Have you thought, “Should I cancel my credit card?”
If you’re thinking of cancelling or closing out a credit card account, put down your scissors and read this first. There are many factors to take into account before you cancel a credit card – timing, how it will affect your credit score, and how you will appear as a lender are just a few.
Are you thinking of closing a card because you just have too many? Sometimes these cards can sneak up on you, and before you know it your wallet is bulging with unused pieces of plastic. If you have more than one card that you do not use, you can probably cancel a card with a small limit without a lot of damage to your credit score. One part of your credit score is the ratio of debt to credit on your cards – for example, if you have a high limit on all cards but keep the balances low, then you have a low ratio of debt to available credit. It is advised to keep the ratio around 20-25%. Cancelling a small-limit card will not change the ratio as much, especially if you have many cards. If the card you cancel is one of the only ones you have, however, the ratio will be affected more. For example, if you have a combined total of $5000 on credit cards, with a balance of $2000 your ratio is 40%. By cancelling a card with a $1000 limit, you now have $4000 of available credit with the same balance of $2000, which increases your ratio to 50%. In this case, it might be advisable to increase the credit limit of a card that you are keeping, to bring the ratio down to a more manageable level.
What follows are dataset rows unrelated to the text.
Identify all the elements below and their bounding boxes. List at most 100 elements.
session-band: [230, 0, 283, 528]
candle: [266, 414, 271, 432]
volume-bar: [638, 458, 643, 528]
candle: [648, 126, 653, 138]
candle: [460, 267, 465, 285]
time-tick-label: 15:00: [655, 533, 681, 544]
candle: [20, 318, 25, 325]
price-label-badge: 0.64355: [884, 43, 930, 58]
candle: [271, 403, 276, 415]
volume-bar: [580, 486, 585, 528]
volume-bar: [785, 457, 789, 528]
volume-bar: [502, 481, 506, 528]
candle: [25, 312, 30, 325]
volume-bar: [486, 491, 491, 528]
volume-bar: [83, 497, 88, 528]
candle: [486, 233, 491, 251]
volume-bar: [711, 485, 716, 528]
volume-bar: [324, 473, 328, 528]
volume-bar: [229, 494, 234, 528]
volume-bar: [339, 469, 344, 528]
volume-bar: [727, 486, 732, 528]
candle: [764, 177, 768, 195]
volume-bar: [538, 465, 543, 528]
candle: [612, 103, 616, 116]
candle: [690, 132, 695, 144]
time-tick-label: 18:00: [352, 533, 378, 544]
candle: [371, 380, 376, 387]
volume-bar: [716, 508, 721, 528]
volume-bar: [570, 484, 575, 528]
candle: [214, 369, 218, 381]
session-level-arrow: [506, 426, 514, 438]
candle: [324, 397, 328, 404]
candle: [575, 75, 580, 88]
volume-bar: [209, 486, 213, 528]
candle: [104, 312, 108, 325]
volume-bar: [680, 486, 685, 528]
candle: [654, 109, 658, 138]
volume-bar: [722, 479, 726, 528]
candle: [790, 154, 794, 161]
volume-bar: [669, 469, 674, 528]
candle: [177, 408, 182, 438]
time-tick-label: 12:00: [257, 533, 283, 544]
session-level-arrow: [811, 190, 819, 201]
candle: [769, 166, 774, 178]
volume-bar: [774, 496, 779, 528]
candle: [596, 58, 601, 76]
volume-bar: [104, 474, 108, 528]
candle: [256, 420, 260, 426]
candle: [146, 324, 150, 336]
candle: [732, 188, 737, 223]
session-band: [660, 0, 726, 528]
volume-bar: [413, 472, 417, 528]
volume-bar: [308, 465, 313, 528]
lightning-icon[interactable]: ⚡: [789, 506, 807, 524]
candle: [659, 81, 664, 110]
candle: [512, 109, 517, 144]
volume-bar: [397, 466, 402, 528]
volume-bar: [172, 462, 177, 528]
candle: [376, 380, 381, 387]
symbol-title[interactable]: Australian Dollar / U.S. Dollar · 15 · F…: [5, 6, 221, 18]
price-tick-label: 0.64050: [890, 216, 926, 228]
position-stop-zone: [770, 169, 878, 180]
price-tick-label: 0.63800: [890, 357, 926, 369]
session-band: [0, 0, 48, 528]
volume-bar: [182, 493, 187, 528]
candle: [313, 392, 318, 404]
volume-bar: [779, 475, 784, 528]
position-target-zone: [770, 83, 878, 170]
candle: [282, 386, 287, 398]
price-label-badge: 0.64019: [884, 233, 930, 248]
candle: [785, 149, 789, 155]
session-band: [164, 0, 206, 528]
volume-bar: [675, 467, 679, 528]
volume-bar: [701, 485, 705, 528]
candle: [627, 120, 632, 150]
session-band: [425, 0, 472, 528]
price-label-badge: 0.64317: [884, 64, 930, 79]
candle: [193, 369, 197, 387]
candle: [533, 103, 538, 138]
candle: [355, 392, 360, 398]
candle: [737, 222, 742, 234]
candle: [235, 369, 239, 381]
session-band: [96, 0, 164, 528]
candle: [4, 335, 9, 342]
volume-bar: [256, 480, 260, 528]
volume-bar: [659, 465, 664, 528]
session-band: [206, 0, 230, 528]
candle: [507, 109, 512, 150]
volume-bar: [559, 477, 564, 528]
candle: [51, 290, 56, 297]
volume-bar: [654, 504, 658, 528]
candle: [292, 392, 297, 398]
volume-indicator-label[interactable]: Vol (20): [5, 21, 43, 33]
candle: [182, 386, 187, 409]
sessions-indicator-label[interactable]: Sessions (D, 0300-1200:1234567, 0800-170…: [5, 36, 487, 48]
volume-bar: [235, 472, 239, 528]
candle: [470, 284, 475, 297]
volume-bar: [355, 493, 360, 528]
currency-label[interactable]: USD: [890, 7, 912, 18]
If you are the type of person that carries a small balance on your cards, say $1000 with the above $5000 of available credit, your ratio is 20%. By taking away $1000 of credit, your ratio only increases to 25%, which is still within a reasonable percentage.
When you cancel a credit card is also an important thing to consider. Because it will affect your credit score, you may not want to cancel one immediately before being qualified for a loan. On the other hand, if you have multiple cards and this one will not make a major impact to your ratio, closing it out may in fact be a wise move. The amount of credit cards you carry is also a factor that is considered when you are asking for more credit. Owning numerous credit cards at all times, whether you use them or not, is somewhat undesirable. It is better to manage just a few credit cards to keep your credit score as high as possible. Also diversifying the types of credit you have – credit cards, mortgage, line of credit, etc – is a way to build your score up. So, remember to think of your future potential borrowing needs when deciding whether to cancel a card. Is this the right time to do it, or should you wait a few months? If you decide to wait, you can simply pay off the balance and not use the card until you decide it is the right time.
If you have had a certain card for many years, it is probably one you want to hold on to, whether it has a low balance or not. The amount of time you have been able to keep a credit card and build credit is a factor in your credit score as well. If the choice is between a card you’ve had for years and one that you’ve recently acquired, with all other factors the same, hold on to the older card. With that being said, don’t constantly open and close new credit accounts without expecting a hit to your score. If you are always closing new credit card accounts, you may not be seen as someone who should be taking on more credit.
One of the ways you can mitigate some of the credit score damage is by either opening up another credit card, or increasing the balance on one of the cards you currently carry. Keep in mind the debt ratio though, as well as your tendency to spend money on credit cards. If you are the type to rack up money on a card simply because it is there, getting more credit will only do you more harm than good.
In short, there are many things to mull over before you call your credit card company and close an account. Every situation is different, based on your overall credit history, credits and debts, and the length of time you’ve been accumulating credit. Consider how each thing will affect you, and the time in which you want to do it, before taking the final step. And if you come to the realization that you don’t want to cancel a card but you’re also afraid you might use it, stick it in the freezer in an ice block to take away the temptation!
The best way to keep a good credit score is to keep a low balance on just a few cards, pay them off, and diversify your types of credit. However, often this advice might come too late. In that case, it is a matter of deciding which is your better option – keeping or cancelling that card – and looking toward your future spending to minimize credit score damage.